Случалось, когда коридорные разговоры о том, что печататься очень непросто, достигали его слуха, Слуцкий отчитывал нас:
— Почти все вы, сидящие в этой комнате, люди талантливые. Все пишете хорошо и вполне профессионально. А в том, что почти никто из вас не печатается, вините нерадивость редакторов или свою собственную. Учиться хорошо писать — мало, надо учиться заставить себя читать.
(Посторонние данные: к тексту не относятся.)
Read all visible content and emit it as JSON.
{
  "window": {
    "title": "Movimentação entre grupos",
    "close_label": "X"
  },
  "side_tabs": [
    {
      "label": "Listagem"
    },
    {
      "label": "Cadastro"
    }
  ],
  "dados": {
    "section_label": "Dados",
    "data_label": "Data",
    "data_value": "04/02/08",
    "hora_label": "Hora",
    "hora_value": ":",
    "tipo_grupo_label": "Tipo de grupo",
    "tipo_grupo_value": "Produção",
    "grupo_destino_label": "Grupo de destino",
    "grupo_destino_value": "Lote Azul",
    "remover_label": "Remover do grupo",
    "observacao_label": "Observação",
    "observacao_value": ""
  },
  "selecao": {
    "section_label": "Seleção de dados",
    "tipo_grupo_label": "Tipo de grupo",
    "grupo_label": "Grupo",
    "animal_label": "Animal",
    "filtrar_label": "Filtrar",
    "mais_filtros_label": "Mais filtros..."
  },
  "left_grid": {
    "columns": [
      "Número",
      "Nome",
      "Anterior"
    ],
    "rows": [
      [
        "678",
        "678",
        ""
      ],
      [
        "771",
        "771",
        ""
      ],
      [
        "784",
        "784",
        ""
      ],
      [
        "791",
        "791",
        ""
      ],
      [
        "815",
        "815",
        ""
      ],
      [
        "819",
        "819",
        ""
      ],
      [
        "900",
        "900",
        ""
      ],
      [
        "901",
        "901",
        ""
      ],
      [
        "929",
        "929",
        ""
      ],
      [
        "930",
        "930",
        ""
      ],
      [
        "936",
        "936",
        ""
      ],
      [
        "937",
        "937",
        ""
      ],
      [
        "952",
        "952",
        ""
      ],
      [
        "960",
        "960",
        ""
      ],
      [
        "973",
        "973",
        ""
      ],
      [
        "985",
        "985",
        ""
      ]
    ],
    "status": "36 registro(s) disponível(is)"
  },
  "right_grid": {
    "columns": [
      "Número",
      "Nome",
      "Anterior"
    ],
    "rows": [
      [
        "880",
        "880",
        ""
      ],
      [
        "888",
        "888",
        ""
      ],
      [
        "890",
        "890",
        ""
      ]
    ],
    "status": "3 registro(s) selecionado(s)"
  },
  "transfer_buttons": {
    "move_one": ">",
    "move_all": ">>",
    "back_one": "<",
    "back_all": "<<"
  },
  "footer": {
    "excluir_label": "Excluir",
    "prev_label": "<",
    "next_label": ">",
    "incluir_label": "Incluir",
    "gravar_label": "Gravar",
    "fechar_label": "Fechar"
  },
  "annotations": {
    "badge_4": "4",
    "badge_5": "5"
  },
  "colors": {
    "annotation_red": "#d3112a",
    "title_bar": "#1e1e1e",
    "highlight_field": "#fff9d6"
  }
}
Среди немногих способов заставить редактора быть более благосклонно расположенным к твоей рукописи, как неискоренимо полагают молодые, самый надежный и верный — обзавестись письменной рекомендацией мастера. Однако не могу даже вообразить, чтобы кто-нибудь из наших семинаристов хоть заикнулся Слуцкому о «врезе» или протекции — сама атмосфера нашего общения исключала какие бы то ни было практические вожделения. Впрочем, правила (даже неписанные) скучны — интересны лишь исключения. Как-то раз сотрудник «Комсомолки» Г. Жаворонков привел на семинар робкого долговязого юношу — пишущего стихи студента из Ижевска. Борис Абрамович согласился обсудить дебютанта без особого энтузиазма (не любил ломать запланированные занятия), во время читки был хмур и неприветлив, но после того, как все семинаристы, будто сговорясь, сошлись во мнении: это поэт, — лишь руками развел: «Ну, раз вы все так считаете… почитаю дома, глазами». И через неделю, 15 февраля 1975 года, в «Комсомольской правде» вышла первая большая подборка стихов Олега Хлебникова с щедрым вступительным словом Слуцкого.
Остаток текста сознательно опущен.